RNA - William Spring, a human rights activist, says the attack on the funeral ceremony is a “heinous war crime,” adding that it is the Saudi royal family in Riyadh who are responsible for it.
He also stated this massacre is particularly “negative” in terms of people’s perception of the Saudi regime.
The activist went on to say the Saudis cannot simply carry on with this “nonsensical, criminal bombardments” of Yemen.
“Yemenis are fairly harmless. They are having a dispute among themselves but that is the way things have gone. There has been no reason for Saudi Arabia to become involved in the conflict. They should accept the fact, the need for non-interference in the internal affairs of another state, but that is not where the Saudis are at the moment,” he said.
Elsewhere in his remarks, the activist expressed hope that the fresh ceasefire in Yemen will continue and become the basis for a new settlement that can sort things out in the war-torn country.
“Yemen is a wonderful country and it is sad to see the destruction that the Saudis have inflicted upon the Yemenis, the monstrous loss of life they have suffered,” he stated.
Spring further noted the Saudis are “irresponsible” and “criminal” in their behavior towards the Yemeni people and their own citizens particularly those in Eastern Province.
He is of the opinion that there needs to be a procedure that brings the Saudis back into compliance with international humanitarian law.
However, he said, the United States, Britain and France also need to be in compliance with international law in the various conflicts they are engaged in, particularly in Yemen and Syria.
According to the activist, Saudi Arabia has committed terrible war crimes in Yemen, arguing that it should be boycotted and all arms trade with the kingdom should be stopped.

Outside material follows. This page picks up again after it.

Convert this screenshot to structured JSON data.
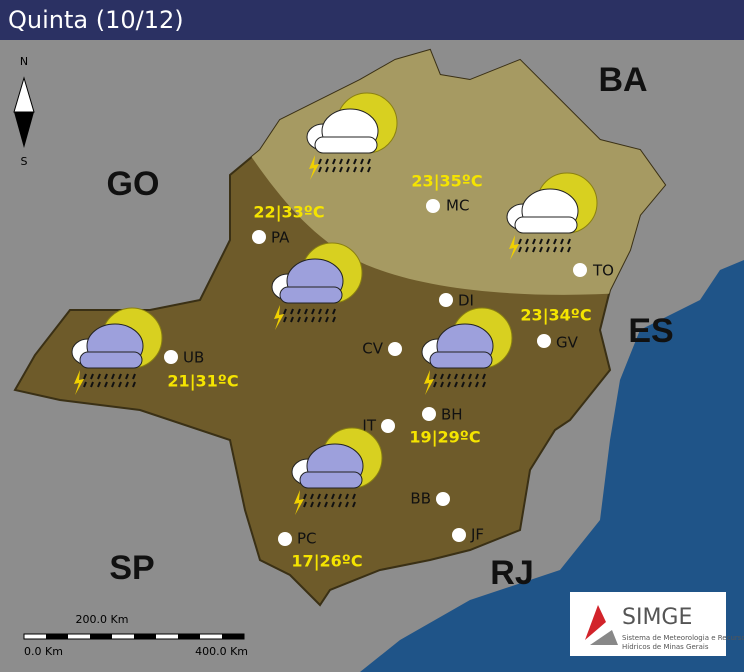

“The people [who] are to blame is the actual defense and military establishment in Riyadh. They are to blame and they need to be stopped. The British aerospace should not have any further dealings with the Saudi regime. No country should be supplying them with arms or weapons that they really are not capable of using them,” he said.
Saudi Arabia’s military onslaught against Yemen, which started in March 2015, has so far claimed the lives of at least 10,000 people, according to the UN.
The war was launched in an unsuccessful attempt to restore power to Abd Rabbuh Mansur Hadi, a staunch ally of Riyadh, who has resigned as Yemen’s president but seeks to forcefully return to power.